Official WLTP range figures for the Kia EV6 fully electric hatch have been announced in the UK, with the best variant stamped at 528km. This betters the longest-range version of its sister car, Hyundai IONIQ 5, which has so far been rated 470-480km in equivalent specification.

The Kia EV6 will be offered with two different battery capacities, including a 58kWh and 77.4kWh. These send power to a single motor (rear-wheel drive) setup and a dual-motor (AWD) setup. Outputs span from 125kW/350Nm (RWD) and 173kW/605Nm (AWD) for the 58kWh battery, and 168kW/350Nm (RWD) and 239kW/605Nm (AWD) for the 77.4kWh battery. This latter model is set to wear the GT-Line badge.

There’s also a special performance model, called the GT. It also features the 77.4kWh battery and AWD setup, but its motors unleash a combined 430kW and 740Nm. This is enough to see 0-100km/h done in a claimed 3.5 seconds – quicker than some supercars.

Up until this point Kia has only mentioned a preliminary range figure of 510km for the 168kW RWD model with the 77.4kWh battery. Now, WLTP (real-world testing protocol, replaces NEDC) has released its testing figures, with the aforementioned variant stamped at an impressive 528km.
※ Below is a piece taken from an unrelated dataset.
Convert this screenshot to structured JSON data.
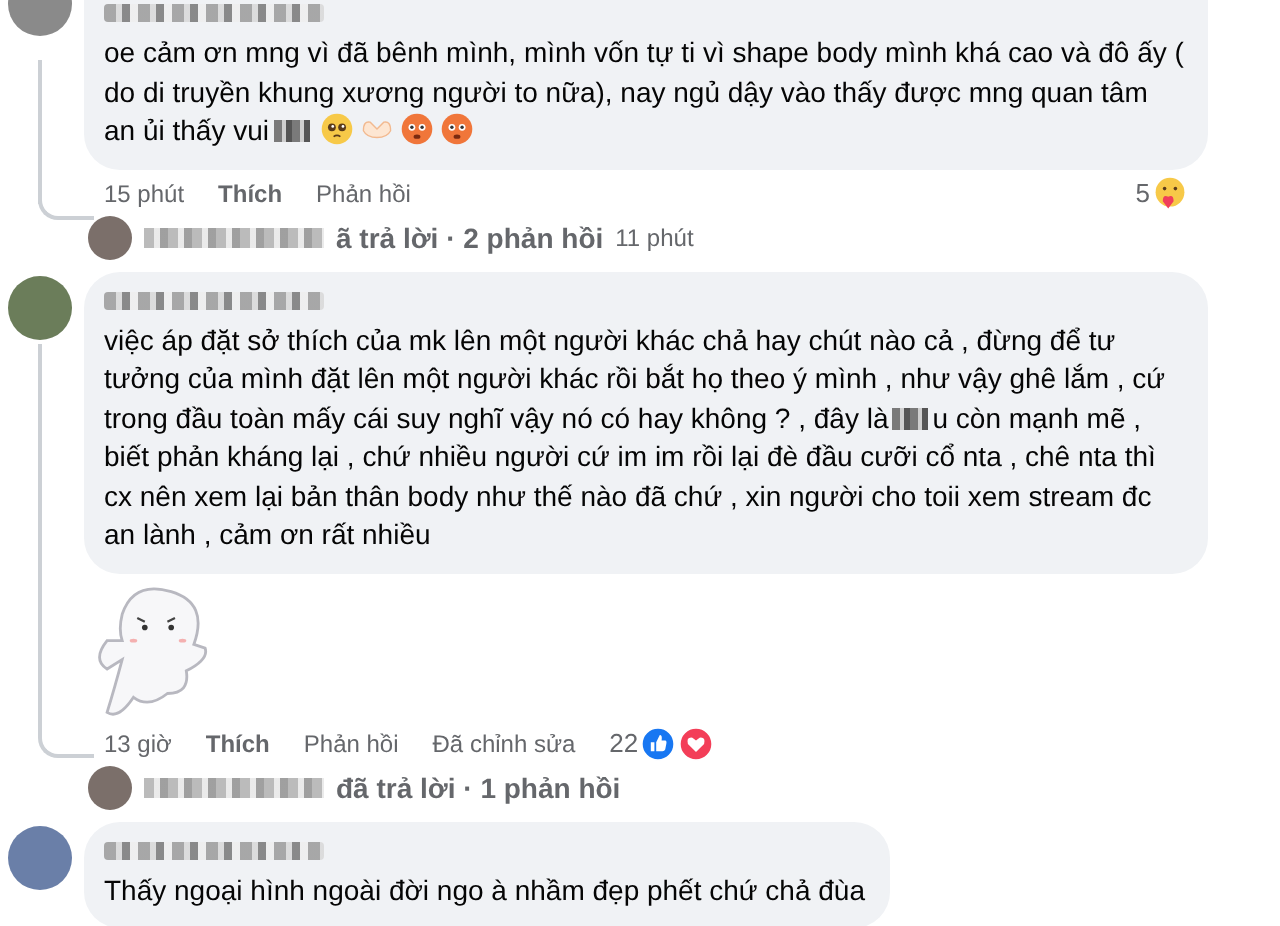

Even with the AWD dual-motor setup, the range for the 239kW system has been rated at 506km. That’s excellent considering it can conquer 0-100km/h in 5.2 seconds. It also offers a combined energy consumption as low as 17.2kWh/100km.

The EV6 is based on Hyundai Motor Group’s new E-GMP layout, shared with the Hyundai IONIQ 5 and upcoming Genesis GV60, supporting both 800V ultra-fast charging and 400V mainstream fast-charging without the need for an adapter. Using an 800V system the battery on the 77.4kWH AWD version can be topped up from 10-80 per cent in just 18 minutes.

The new model also offers vehicle-to-vehicle charging, giving owners the opportunity to provide battery charge for another electric vehicle. The on-board system automatically cuts off once the donor vehicle’s battery drops to 20 per cent to ensure it can still drive a reasonable distance. With this, the car can also provide power to other accessories via a vehicle-to-load function, so users can charge power tools, run outdoor equipment or appliances.

Kia will launch the new model overseas later this year, with an Australia launch set to take place during the first half of 2022. Local specs and variant availability are yet to be confirmed.